The difficulty is that the Russians cannot persuade Syria’s Bashar al-Assad to accept it, nor can the Americans convince their allies among the Sunni Arabs who dominate the opposition to agree to a dilution of centralised Arab control.  

'Daesh is the enemy of everybody. There should be joint use of force by the Russians and Americans'

The PYD has regular contact with Staffan de Mistura, the UN envoy who runs the Geneva negotiations. But the Syrian opposition’s High Negotiating Council refuses to allow the Kurds to attend Geneva as a separate delegation. Muslim believes that until Aleppo’s future control becomes clear, which could be soon, there is no chance of reviving Geneva. 
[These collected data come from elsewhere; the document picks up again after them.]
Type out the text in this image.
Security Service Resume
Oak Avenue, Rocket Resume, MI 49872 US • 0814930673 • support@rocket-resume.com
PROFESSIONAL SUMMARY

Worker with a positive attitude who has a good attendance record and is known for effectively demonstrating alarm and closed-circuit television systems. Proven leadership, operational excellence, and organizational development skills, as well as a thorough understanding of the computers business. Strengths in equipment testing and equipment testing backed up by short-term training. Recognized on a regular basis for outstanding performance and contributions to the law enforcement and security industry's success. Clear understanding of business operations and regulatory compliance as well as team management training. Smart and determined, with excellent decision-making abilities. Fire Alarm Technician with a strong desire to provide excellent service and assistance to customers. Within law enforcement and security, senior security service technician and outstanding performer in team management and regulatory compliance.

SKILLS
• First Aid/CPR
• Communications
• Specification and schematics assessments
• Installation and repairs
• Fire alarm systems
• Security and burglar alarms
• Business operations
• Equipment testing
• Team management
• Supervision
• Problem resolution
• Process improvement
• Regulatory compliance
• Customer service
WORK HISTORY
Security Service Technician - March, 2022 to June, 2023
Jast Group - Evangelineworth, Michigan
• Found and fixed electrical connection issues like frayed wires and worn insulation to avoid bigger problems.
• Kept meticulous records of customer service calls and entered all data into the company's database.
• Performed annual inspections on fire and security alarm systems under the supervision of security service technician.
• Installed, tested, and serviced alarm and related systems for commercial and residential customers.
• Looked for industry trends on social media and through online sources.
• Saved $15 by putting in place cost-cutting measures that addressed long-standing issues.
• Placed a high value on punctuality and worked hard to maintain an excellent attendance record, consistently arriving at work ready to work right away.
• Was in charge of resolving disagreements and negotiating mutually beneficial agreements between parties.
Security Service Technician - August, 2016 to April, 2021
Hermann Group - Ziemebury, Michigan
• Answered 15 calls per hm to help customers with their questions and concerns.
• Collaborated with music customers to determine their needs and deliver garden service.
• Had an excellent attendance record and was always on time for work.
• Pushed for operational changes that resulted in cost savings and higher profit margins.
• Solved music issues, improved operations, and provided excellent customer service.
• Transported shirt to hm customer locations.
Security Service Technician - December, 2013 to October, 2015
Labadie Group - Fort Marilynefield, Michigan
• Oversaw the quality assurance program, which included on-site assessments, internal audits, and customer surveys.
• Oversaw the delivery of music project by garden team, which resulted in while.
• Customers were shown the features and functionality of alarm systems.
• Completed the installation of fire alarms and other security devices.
While being fiercely opposed to IS, the PYD leader - whose organisation is strictly secular - is also critical of Syria’s Muslim Brotherhood and the other moderate groups who are strongly represented in the US-supported opposition. 

Tension with Brotherhood

"If they accept to live in a secular country, in which everyone can express themselves, it’s OK. We believe religion should be on the ethical side, not more than that. Religion should not be used as a tool for politics, which is not valid for the Muslim Brotherhood because they are looking to establish a caliphate. They should keep religion in the church and the mosque," he said.

The PYD leader rejected criticism that his party seeks a monopoly of power in Rojava which has effectively broken away from the Assad government’s control. The outside world misunderstood the system, he said. Fifteen political parties had been registered. Some were in government, some in opposition and two rejected the whole system.

“The government is run by a council. The PYD is not the ruling party. The two parties which don’t accept the system have a louder voice than ours. They’re based in Istanbul,” he said.

One was called Unity, the other was the KDP Syria, linked to the Kurdish Democratic Party of Iraq, whose leader, Massoud Barzani, is president of the Kurdish Regional Government. Muslim accused Barzani of putting Rojava under siege by blocking medicine, food and humanitarian supplies from crossing from the Kurdish region of Iraq into northern Syria. Erdogan has blocked the crossings from Turkey.  

"We tried many times to get good relations but it failed. They are blackmailing us for political reasons," he said. "It’s under Turkish orders, for sure."